Un bois noir qui n’était pas plein. Le placage faisait des volutes, des arabesques, inquiétantes dans la lumière rasante de la petite lampe du soir. J’ai pris cet outil, cette gouge faite de je ne sais plus quoi – mais en le racontant, en l’écrivant, j’arrange, je colmate les blancs, je ne me souviens plus du tout du moment où j’ai pris cette pointe et où j’ai eu l’idée d’appuyer cette pointe contre la porte de l’armoire. Je me souviens bien en revanche du moment exact où je fais le geste mien, mon geste, suivi d’un autre geste, même pression mais différente direction, autre courbe, arrondi puissant – de la puissance que j’avais à cet âge –, et surtout je revois le copeau qui naissait, libéré du bois, comme animé de roues internes, et léger, dansant, légèrement entortillé.
Je ne saurais pas dire ce qu’il y avait dans cette armoire. Peut-être rien. En tout cas rien qui soit resté, ni dans mes mains ni dans ma tête.
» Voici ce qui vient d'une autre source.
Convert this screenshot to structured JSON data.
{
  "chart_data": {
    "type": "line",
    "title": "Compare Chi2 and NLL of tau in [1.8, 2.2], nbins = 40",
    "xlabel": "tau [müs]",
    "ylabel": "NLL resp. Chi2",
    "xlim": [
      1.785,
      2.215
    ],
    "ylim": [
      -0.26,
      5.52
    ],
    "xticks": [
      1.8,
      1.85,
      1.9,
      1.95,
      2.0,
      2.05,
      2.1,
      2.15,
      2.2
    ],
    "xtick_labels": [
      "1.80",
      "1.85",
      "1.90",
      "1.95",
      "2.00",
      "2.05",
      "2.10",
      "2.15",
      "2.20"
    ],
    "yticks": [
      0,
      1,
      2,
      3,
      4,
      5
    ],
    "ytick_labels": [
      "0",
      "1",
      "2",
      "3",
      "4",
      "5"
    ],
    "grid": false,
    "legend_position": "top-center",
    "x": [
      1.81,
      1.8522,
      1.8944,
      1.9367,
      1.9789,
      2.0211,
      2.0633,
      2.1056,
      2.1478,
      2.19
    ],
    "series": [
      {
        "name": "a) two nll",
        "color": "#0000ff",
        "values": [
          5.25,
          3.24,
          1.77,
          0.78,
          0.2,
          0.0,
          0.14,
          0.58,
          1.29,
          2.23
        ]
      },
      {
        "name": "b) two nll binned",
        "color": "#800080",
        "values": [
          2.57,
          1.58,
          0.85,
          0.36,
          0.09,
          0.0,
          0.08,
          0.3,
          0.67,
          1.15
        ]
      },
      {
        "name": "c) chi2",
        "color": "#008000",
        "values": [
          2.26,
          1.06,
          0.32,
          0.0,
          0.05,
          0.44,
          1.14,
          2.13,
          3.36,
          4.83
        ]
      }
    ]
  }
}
Je me souviens de cette armoire la nuit, de ses pouvoirs magiques : si je m’endormais en la regardant je rêvais de fourmis ; si je dormais en lui tournant le dos d’araignées ; et je ne savais pas entre les deux choisir le moins terrible.
Je ne crois pas que les copeaux jolis étaient une vengeance. Et je ne pense pas non plus avoir été grondée (il est possible que mes parents aient cru à une crise de somnambulisme).
L’arabesque couleur sable est restée, la nuit, le jour, et bien après la mort de John Lennon. Mes boites sont pleines, mes boites sont vides, mais elles sont décorées.
oh la jouissance du copeau qui se dégage… (j’aimerais que ce soit moi qui tienne la gouge même bizare)
De Pompidou à Lennon, un petit copeau de temps… Merci. JMG
J’adore les repères de temps Pompidou, Lennon, les repères dans l’espace fourmis ou araignées et aussi comment la remontée du souvenir, sa réinvention est mise en scène « je colmate ».
C’est très beau. Merci
Vraiment le tissage du passé au rêve forme quelque chose de tellement joli délicat – si simple et discret – trop bien
Merci beaucoup à toutes et tous de vos passages/réceptions, merci !
le sentiment d’être tout à fait dans cette réappropriation lacunaire du souvenir… l’incision et la disparition… les noms propres les dates et la mémoire du corps suspendus au rêve
J’y vois juste le le plaisir de poser sa marque, mais c’est probablement mes rêves enfantins de puissance et de destruction qui se glissent ici à la lecture.